Kognitio is a database vendor that doesn't have its own hardware. But bowing to customer interest in rapid deployment, the company has for many years put together complete appliances using hardware from HP or IBM. These appliances have typically been built to customer specs, but Kognitio responded to offerings by EMC, IBM Netezza, and Teradata last week by introducing standardized appliances at three performance levels. Lakes, Rivers, Rapids are conceptually named after the analysis required.
The Lakes appliance is focused on analyzing large pools of data at low cost, with 10 terabytes of storage and 48 compute cores per module.
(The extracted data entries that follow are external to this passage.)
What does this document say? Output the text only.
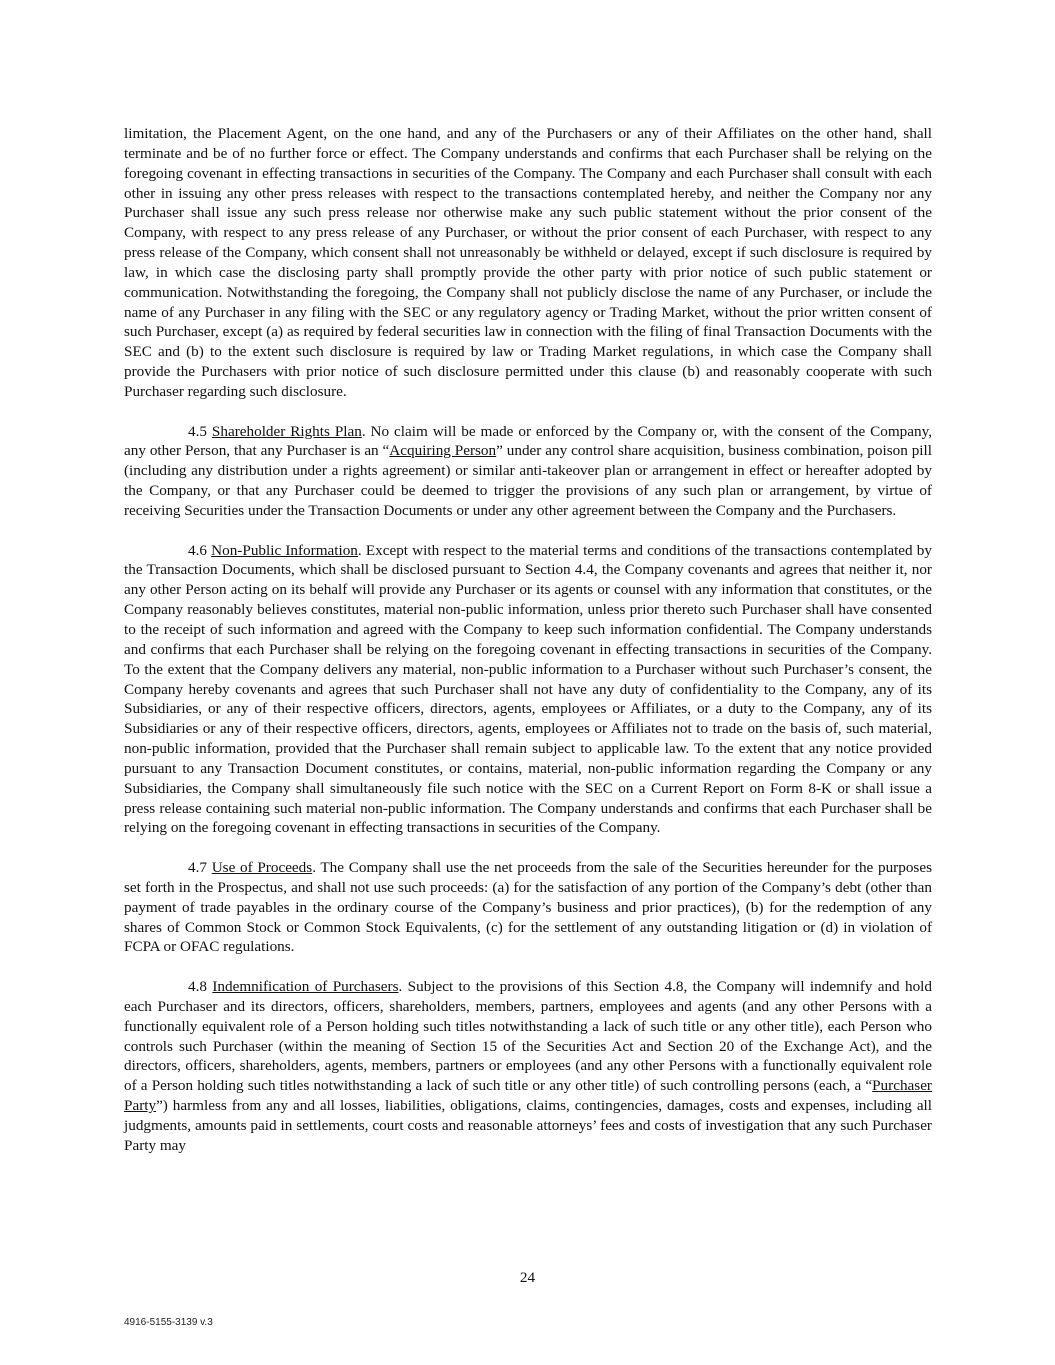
limitation, the Placement Agent, on the one hand, and any of the Purchasers or any of their Affiliates on the other hand, shall terminate and be of no further force or effect. The Company understands and confirms that each Purchaser shall be relying on the foregoing covenant in effecting transactions in securities of the Company. The Company and each Purchaser shall consult with each other in issuing any other press releases with respect to the transactions contemplated hereby, and neither the Company nor any Purchaser shall issue any such press release nor otherwise make any such public statement without the prior consent of the Company, with respect to any press release of any Purchaser, or without the prior consent of each Purchaser, with respect to any press release of the Company, which consent shall not unreasonably be withheld or delayed, except if such disclosure is required by law, in which case the disclosing party shall promptly provide the other party with prior notice of such public statement or communication. Notwithstanding the foregoing, the Company shall not publicly disclose the name of any Purchaser, or include the name of any Purchaser in any filing with the SEC or any regulatory agency or Trading Market, without the prior written consent of such Purchaser, except (a) as required by federal securities law in connection with the filing of final Transaction Documents with the SEC and (b) to the extent such disclosure is required by law or Trading Market regulations, in which case the Company shall provide the Purchasers with prior notice of such disclosure permitted under this clause (b) and reasonably cooperate with such Purchaser regarding such disclosure.

4.5 Shareholder Rights Plan. No claim will be made or enforced by the Company or, with the consent of the Company, any other Person, that any Purchaser is an “Acquiring Person” under any control share acquisition, business combination, poison pill (including any distribution under a rights agreement) or similar anti-takeover plan or arrangement in effect or hereafter adopted by the Company, or that any Purchaser could be deemed to trigger the provisions of any such plan or arrangement, by virtue of receiving Securities under the Transaction Documents or under any other agreement between the Company and the Purchasers.

4.6 Non-Public Information. Except with respect to the material terms and conditions of the transactions contemplated by the Transaction Documents, which shall be disclosed pursuant to Section 4.4, the Company covenants and agrees that neither it, nor any other Person acting on its behalf will provide any Purchaser or its agents or counsel with any information that constitutes, or the Company reasonably believes constitutes, material non-public information, unless prior thereto such Purchaser shall have consented to the receipt of such information and agreed with the Company to keep such information confidential. The Company understands and confirms that each Purchaser shall be relying on the foregoing covenant in effecting transactions in securities of the Company. To the extent that the Company delivers any material, non-public information to a Purchaser without such Purchaser’s consent, the Company hereby covenants and agrees that such Purchaser shall not have any duty of confidentiality to the Company, any of its Subsidiaries, or any of their respective officers, directors, agents, employees or Affiliates, or a duty to the Company, any of its Subsidiaries or any of their respective officers, directors, agents, employees or Affiliates not to trade on the basis of, such material, non-public information, provided that the Purchaser shall remain subject to applicable law. To the extent that any notice provided pursuant to any Transaction Document constitutes, or contains, material, non-public information regarding the Company or any Subsidiaries, the Company shall simultaneously file such notice with the SEC on a Current Report on Form 8-K or shall issue a press release containing such material non-public information. The Company understands and confirms that each Purchaser shall be relying on the foregoing covenant in effecting transactions in securities of the Company.

4.7 Use of Proceeds. The Company shall use the net proceeds from the sale of the Securities hereunder for the purposes set forth in the Prospectus, and shall not use such proceeds: (a) for the satisfaction of any portion of the Company’s debt (other than payment of trade payables in the ordinary course of the Company’s business and prior practices), (b) for the redemption of any shares of Common Stock or Common Stock Equivalents, (c) for the settlement of any outstanding litigation or (d) in violation of FCPA or OFAC regulations.

4.8 Indemnification of Purchasers. Subject to the provisions of this Section 4.8, the Company will indemnify and hold each Purchaser and its directors, officers, shareholders, members, partners, employees and agents (and any other Persons with a functionally equivalent role of a Person holding such titles notwithstanding a lack of such title or any other title), each Person who controls such Purchaser (within the meaning of Section 15 of the Securities Act and Section 20 of the Exchange Act), and the directors, officers, shareholders, agents, members, partners or employees (and any other Persons with a functionally equivalent role of a Person holding such titles notwithstanding a lack of such title or any other title) of such controlling persons (each, a “Purchaser Party”) harmless from any and all losses, liabilities, obligations, claims, contingencies, damages, costs and expenses, including all judgments, amounts paid in settlements, court costs and reasonable attorneys’ fees and costs of investigation that any such Purchaser Party may

24
4916-5155-3139 v.3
The memory-to-disk ratio is 17.36, so it's not about rapid data flow. Telcos or financial services might use this configuration to scan vast stores of call-data-records or financial transaction records required for compliance purposes.
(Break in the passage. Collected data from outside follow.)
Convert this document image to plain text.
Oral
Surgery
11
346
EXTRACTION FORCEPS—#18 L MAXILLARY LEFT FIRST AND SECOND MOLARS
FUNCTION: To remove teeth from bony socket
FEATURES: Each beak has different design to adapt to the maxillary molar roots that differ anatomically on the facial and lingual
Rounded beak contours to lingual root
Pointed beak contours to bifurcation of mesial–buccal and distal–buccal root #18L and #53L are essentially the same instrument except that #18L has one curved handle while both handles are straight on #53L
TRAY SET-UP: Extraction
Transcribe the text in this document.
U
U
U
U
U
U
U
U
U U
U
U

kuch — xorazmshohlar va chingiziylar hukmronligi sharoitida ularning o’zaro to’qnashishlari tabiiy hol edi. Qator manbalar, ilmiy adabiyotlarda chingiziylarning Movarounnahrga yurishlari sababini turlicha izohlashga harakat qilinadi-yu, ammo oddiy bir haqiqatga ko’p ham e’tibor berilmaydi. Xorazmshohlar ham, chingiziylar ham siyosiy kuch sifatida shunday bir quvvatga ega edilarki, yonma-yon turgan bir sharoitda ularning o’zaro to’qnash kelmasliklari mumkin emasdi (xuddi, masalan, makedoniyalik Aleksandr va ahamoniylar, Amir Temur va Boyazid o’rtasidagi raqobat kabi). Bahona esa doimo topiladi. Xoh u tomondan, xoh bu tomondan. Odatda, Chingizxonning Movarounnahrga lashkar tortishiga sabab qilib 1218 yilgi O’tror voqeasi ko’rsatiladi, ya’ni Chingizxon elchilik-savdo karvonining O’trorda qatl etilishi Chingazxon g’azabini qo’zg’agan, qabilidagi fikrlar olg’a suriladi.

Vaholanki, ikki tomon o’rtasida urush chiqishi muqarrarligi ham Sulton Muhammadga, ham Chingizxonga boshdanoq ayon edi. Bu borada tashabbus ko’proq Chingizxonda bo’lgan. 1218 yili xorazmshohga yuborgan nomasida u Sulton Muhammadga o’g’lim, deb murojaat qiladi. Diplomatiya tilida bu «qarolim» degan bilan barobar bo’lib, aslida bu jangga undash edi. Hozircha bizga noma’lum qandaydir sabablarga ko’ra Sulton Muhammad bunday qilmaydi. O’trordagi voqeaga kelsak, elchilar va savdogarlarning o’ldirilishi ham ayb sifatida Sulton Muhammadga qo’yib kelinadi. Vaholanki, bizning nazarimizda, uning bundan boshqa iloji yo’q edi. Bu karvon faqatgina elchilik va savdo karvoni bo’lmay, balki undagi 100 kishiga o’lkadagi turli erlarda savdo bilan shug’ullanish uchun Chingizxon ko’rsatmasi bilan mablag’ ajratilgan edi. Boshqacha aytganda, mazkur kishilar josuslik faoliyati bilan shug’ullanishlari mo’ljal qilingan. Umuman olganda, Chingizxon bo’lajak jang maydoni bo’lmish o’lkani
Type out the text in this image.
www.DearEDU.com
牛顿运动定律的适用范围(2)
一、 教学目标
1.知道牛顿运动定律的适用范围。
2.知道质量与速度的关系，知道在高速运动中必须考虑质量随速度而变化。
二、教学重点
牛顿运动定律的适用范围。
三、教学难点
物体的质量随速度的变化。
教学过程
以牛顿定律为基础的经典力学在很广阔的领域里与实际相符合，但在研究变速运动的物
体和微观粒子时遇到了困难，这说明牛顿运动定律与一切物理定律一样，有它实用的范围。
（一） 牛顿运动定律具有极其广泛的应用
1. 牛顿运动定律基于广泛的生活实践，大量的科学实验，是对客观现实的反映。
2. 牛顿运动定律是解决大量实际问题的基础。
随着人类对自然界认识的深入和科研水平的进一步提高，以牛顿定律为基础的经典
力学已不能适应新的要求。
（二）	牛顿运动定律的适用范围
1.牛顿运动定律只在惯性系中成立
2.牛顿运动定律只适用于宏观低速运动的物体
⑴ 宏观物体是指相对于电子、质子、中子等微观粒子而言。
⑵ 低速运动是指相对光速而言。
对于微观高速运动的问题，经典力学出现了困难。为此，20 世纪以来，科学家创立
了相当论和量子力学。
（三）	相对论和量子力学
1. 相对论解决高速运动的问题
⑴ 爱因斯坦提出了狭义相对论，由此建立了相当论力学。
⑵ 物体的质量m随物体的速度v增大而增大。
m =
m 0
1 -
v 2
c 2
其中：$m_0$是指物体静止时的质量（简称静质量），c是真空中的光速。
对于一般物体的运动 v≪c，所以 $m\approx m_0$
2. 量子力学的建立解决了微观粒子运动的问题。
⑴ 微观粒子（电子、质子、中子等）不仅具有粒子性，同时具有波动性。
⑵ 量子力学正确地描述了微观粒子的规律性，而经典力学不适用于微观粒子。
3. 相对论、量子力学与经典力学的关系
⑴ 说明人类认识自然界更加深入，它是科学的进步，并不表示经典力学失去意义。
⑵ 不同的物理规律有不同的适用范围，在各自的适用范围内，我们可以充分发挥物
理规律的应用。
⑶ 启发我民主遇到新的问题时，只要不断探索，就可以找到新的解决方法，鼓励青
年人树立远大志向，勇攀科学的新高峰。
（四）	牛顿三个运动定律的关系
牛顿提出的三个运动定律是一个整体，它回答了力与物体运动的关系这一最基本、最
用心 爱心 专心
The Rivers appliance balances speed and capacity, with 2.5 terabytes of storage, 48 cores per module, and a memory-to-disk ratio of 4.34. This is suitable for a general-purpose mix of speed and scale, so you can quickly answer business-critical questions while still offering what Kognitio says is a reasonable cost-to-performance ratio.
For the ultimate in query performance, the Rapids appliance applies 96 cores of processing power to just 1.5 terabytes per module. The memory-to-disk ratio is 2.92, so much of the data analyzed can be held in memory. The configuration is aimed at financial firms doing algorithmic trading and other exotic, high-end performance demands.
Teradata set the three-speed trend in 2009 when it announced high-capacity and high-performance appliances to complement its standard products. EMC and IBM Netezza recently followed with capacity- and performance-oriented products complementing their standard appliances.
Pablo's OLAP-style analysis is also not new. Teradata has offered a virtual OLAP-analysis option and a tie to Microsoft BI tools (including Excel) for several years.
The Pablo option for WX2 and the Lakes, Rivers, and Rapids appliance configurations are available immediately. Kognitio declined to detail pricing. Kognitio has 30 customers, half of which use hosted WX2 deployments.